After many international trips and journeys into the Australian outback, it is still going strong.
Ease of calibration
one of the most important things is to ensure that the software can calibrate the gimbal quickly and easily.
Here are the steps you have to go through on a DJI drone to calibrate the gimbal should you encounter a problem.
- In the DJI GO4 app, you go to the top right-hand corner and click on the three dots. This action will open the general settings.
- Then, you can click on the gimbal icon, which will take you to the gimbal settings
- After that, you can click on “auto-calibrate gimbal”, which will alert you to check that the aircraft is level and that nothing obstructs the gimbal’s range of motion. Pushing okay will start the calibration.
- You will receive a message once the gimbal calibration has been successful and this should have removed any drone gimbal overload warnings which you have encountered.
Frequently asked questions
Here are some frequently asked questions about gimbals.
What is causing my gimbal overload
Gimbals are very sensitive and can easily become overloaded if a foreign body blocks the gimbal’s movement.
Here are some issues that I have encountered while flying my drone:
- a small stick has blocked the movement of the gimbal during the pre-flight checks
- I have accidentally left the gimbal cover on
- high wind conditions have forced the gimbal to overload
Fixing a gimbal overload issue is very simple and can be achieved by removing the obstruction and recalibrating the gimbal if required by the drone flying software.
How does a gimbal work?
A gimbal is a device that holds an object in place despite the movement of the equipment to which it is attached — in this case, a drone.
The object linked to the drone will remain stable as the drone changes position and is banged and knocked by the wind.

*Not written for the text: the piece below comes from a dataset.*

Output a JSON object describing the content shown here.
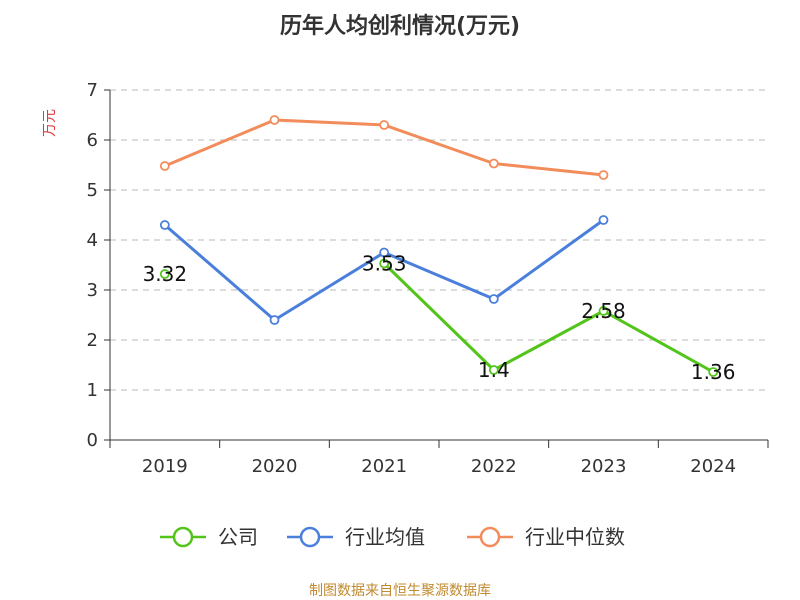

Camera and drone gimbals are both powered by electricity. They employ a combination of sensors and motors to hold the camera in place as the drone travels around.
Gyroscopes and motors are used in electronic gimbals to regulate the camera’s position. A complicated system of electronics and feedback systems controls each motor that counteracts the movement.

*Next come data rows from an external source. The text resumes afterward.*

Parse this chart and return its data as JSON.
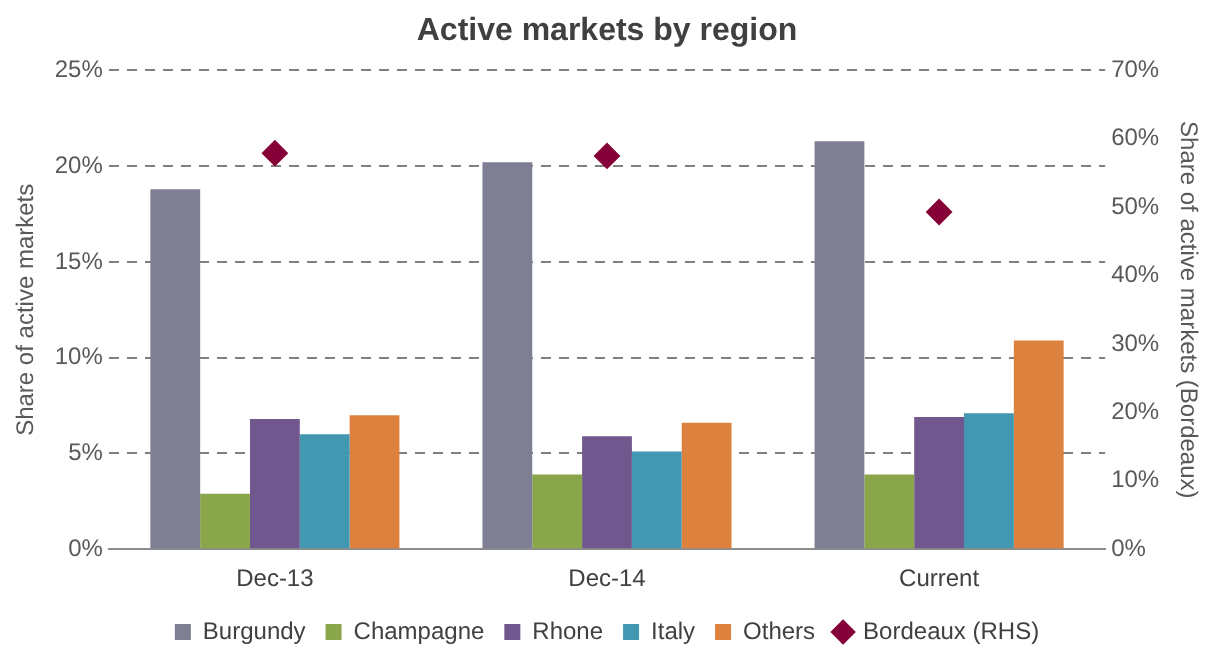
{
  "chart_data": {
    "type": "bar",
    "title": "Active markets by region",
    "ylabel": "Share of active markets",
    "y2label": "Share of active markets (Bordeaux)",
    "categories": [
      "Dec-13",
      "Dec-14",
      "Current"
    ],
    "series": [
      {
        "name": "Burgundy",
        "color": "#7f7f94",
        "values": [
          18.8,
          20.2,
          21.3
        ]
      },
      {
        "name": "Champagne",
        "color": "#8aa64b",
        "values": [
          2.9,
          3.9,
          3.9
        ]
      },
      {
        "name": "Rhone",
        "color": "#70578e",
        "values": [
          6.8,
          5.9,
          6.9
        ]
      },
      {
        "name": "Italy",
        "color": "#4198b0",
        "values": [
          6.0,
          5.1,
          7.1
        ]
      },
      {
        "name": "Others",
        "color": "#dc823e",
        "values": [
          7.0,
          6.6,
          10.9
        ]
      },
      {
        "name": "Bordeaux (RHS)",
        "type": "scatter",
        "axis": "y2",
        "color": "#860038",
        "values": [
          57.9,
          57.5,
          49.3
        ]
      }
    ],
    "ylim": [
      0,
      25
    ],
    "yticks": [
      {
        "value": 0,
        "label": "0%"
      },
      {
        "value": 5,
        "label": "5%"
      },
      {
        "value": 10,
        "label": "10%"
      },
      {
        "value": 15,
        "label": "15%"
      },
      {
        "value": 20,
        "label": "20%"
      },
      {
        "value": 25,
        "label": "25%"
      }
    ],
    "y2lim": [
      0,
      70
    ],
    "y2ticks": [
      {
        "value": 0,
        "label": "0%"
      },
      {
        "value": 10,
        "label": "10%"
      },
      {
        "value": 20,
        "label": "20%"
      },
      {
        "value": 30,
        "label": "30%"
      },
      {
        "value": 40,
        "label": "40%"
      },
      {
        "value": 50,
        "label": "50%"
      },
      {
        "value": 60,
        "label": "60%"
      },
      {
        "value": 70,
        "label": "70%"
      }
    ],
    "grid": "y",
    "legend": "bottom",
    "marker": "diamond"
  }
}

There will be motors on each access to cancel out movement along all three axes if it is a three-axis gimbal.
A gimbal is critical for drone shots because the drone is subjected to unintentional movement from the wind in all directions.
The final word
This article has been through all of the chief drones with gimbals currently available on the market.
Before you jump into your purchase, make sure you understand the difference between the different types of gimbals and their benefits and minuses.
Importantly, you will spend much more on a three-axis gimbal. Still, the quality of the footage you capture will be much better and enable you to sell your footage to professional editors looking for the perfect drone footage.
You can get away by using a two-axis gimbal by minimising the drone’s yaw motion while flying.